The nurse asked me if I engaged in any “activity” that caused this situation to happen to me. I said, “NO!” As I continued bleeding non-stop, the resident female doctor arrived and told me that she will try to stop the bleeding, and if not, I would have emergency surgery. Well, she tried to stop the bleeding by doing what she had to do. My husband arrived in tears as the nurse asked him to be strong for me. I held his hand quite hard as I screamed in pain from the procedure being performed on me. For the moment, I looked up at the ceiling and asked “God, if this was a joke”?  I said to myself, “I want to live and not die.” I also took very deep breaths and closed my eyes to cope with what was happening to me. I relied on listening to my inner guidance to help me get through this ordeal.  For a few minutes, I felt a sense of relief as I forgot where I was. This experience reminded me of Viktor Frankl’s theory of “Existential Therapy,” where the individual has control over his/her attitude and response to a horrific situation or incident.  I thought to myself “What else can I do?”  I can continue screaming and be anxious or continue taking deep breaths and closing my eyes to be in an out of body of experience that felt calming to me. I did the latter in the present moment.  A half hour later, the resident told me I would have surgery at 5 AM and that the surgeon who operated on me was called along with the emergency surgery team.  I felt a great sigh of relief that I was going to have surgery. I felt the calmness emanating throughout my body.  I was not nervous when I went into surgery. I knew I would be all right.

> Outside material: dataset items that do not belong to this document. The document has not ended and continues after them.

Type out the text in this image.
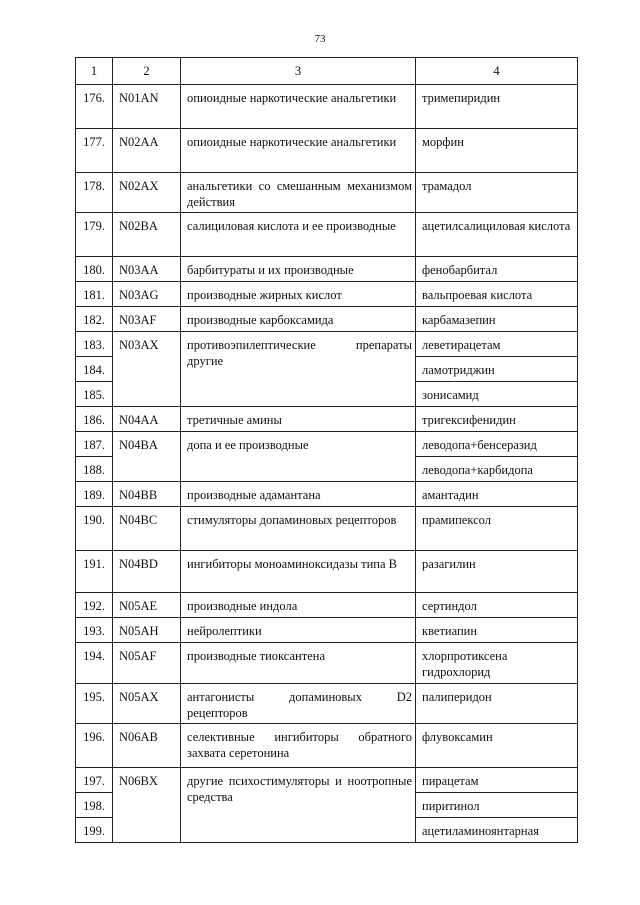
73
1	2	3	4
176.	N01AN	опиоидные наркотические анальгетики	тримепиридин
177.	N02AA	опиоидные наркотические анальгетики	морфин
178.	N02AX	анальгетики со смешанным механизмом действия	трамадол
179.	N02BA	салициловая кислота и ее производные	ацетилсалициловая кислота
180.	N03AA	барбитураты и их производные	фенобарбитал
181.	N03AG	производные жирных кислот	вальпроевая кислота
182.	N03AF	производные карбоксамида	карбамазепин
183.	N03AX	противоэпилептические препараты другие	леветирацетам
184.			ламотриджин
185.			зонисамид
186.	N04AA	третичные амины	тригексифенидин
187.	N04BA	допа и ее производные	леводопа+бенсеразид
188.			леводопа+карбидопа
189.	N04BB	производные адамантана	амантадин
190.	N04BC	стимуляторы допаминовых рецепторов	прамипексол
191.	N04BD	ингибиторы моноаминоксидазы типа B	разагилин
192.	N05AE	производные индола	сертиндол
193.	N05AH	нейролептики	кветиапин
194.	N05AF	производные тиоксантена	хлорпротиксена гидрохлорид
195.	N05AX	антагонисты допаминовых D2 рецепторов	палиперидон
196.	N06AB	селективные ингибиторы обратного захвата серетонина	флувоксамин
197.	N06BX	другие психостимуляторы и ноотропные средства	пирацетам
198.			пиритинол
199.			ацетиламиноянтарная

You may ask what does my story has to do with counseling. Well, my experience can help some clients deal with their difficult circumstances when they are feeling very sad or anxious.  I told one client my story after I returned to work two weeks ago. She was experiencing a terrible loss related to her marriage falling apart. I told her how she has the power of her attitude to choose how she wants to deal with her trying ordeal in a different way. I said you can go inside and ask for inner guidance to help cope with your painful feelings. I told her how the power of taking deep breaths and closing your eyes can be  very soothing to your soul.  She thought about it for a minute. The client told me how sorry she was about my situation and said “Your story is very inspirational to me. I will think about what you told me. Thank you for sharing me your story.”

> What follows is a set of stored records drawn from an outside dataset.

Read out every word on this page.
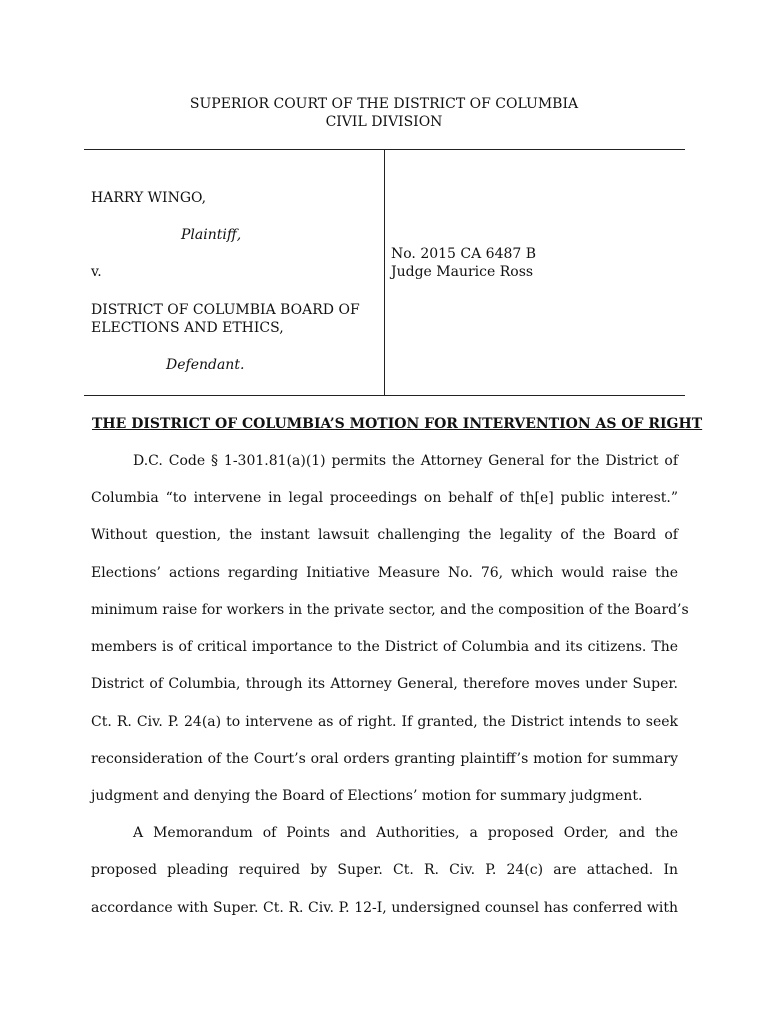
SUPERIOR COURT OF THE DISTRICT OF COLUMBIA
CIVIL DIVISION
HARRY WINGO,
Plaintiff,
v.
DISTRICT OF COLUMBIA BOARD OF
ELECTIONS AND ETHICS,
Defendant.
No. 2015 CA 6487 B
Judge Maurice Ross
THE DISTRICT OF COLUMBIA’S MOTION FOR INTERVENTION AS OF RIGHT
D.C. Code § 1-301.81(a)(1) permits the Attorney General for the District of
Columbia “to intervene in legal proceedings on behalf of th[e] public interest.”
Without question, the instant lawsuit challenging the legality of the Board of
Elections’ actions regarding Initiative Measure No. 76, which would raise the
minimum raise for workers in the private sector, and the composition of the Board’s
members is of critical importance to the District of Columbia and its citizens. The
District of Columbia, through its Attorney General, therefore moves under Super.
Ct. R. Civ. P. 24(a) to intervene as of right. If granted, the District intends to seek
reconsideration of the Court’s oral orders granting plaintiff’s motion for summary
judgment and denying the Board of Elections’ motion for summary judgment.
A Memorandum of Points and Authorities, a proposed Order, and the
proposed pleading required by Super. Ct. R. Civ. P. 24(c) are attached. In
accordance with Super. Ct. R. Civ. P. 12-I, undersigned counsel has conferred with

The sage, “The universe will never give you more than you can handle,” is a really test for your soul to decide spiritually on how you choose to handle difficult and trying circumstances in our lives.  This was the lesson for me.
Robbin Miller is a counselor who specializes in mindfulness meditation; Positive Psychology; and Cognitive-Behavioral Therapies; and is also a volunteer cable access producer and co-host of her show, "Miller Chat" in Massachusetts.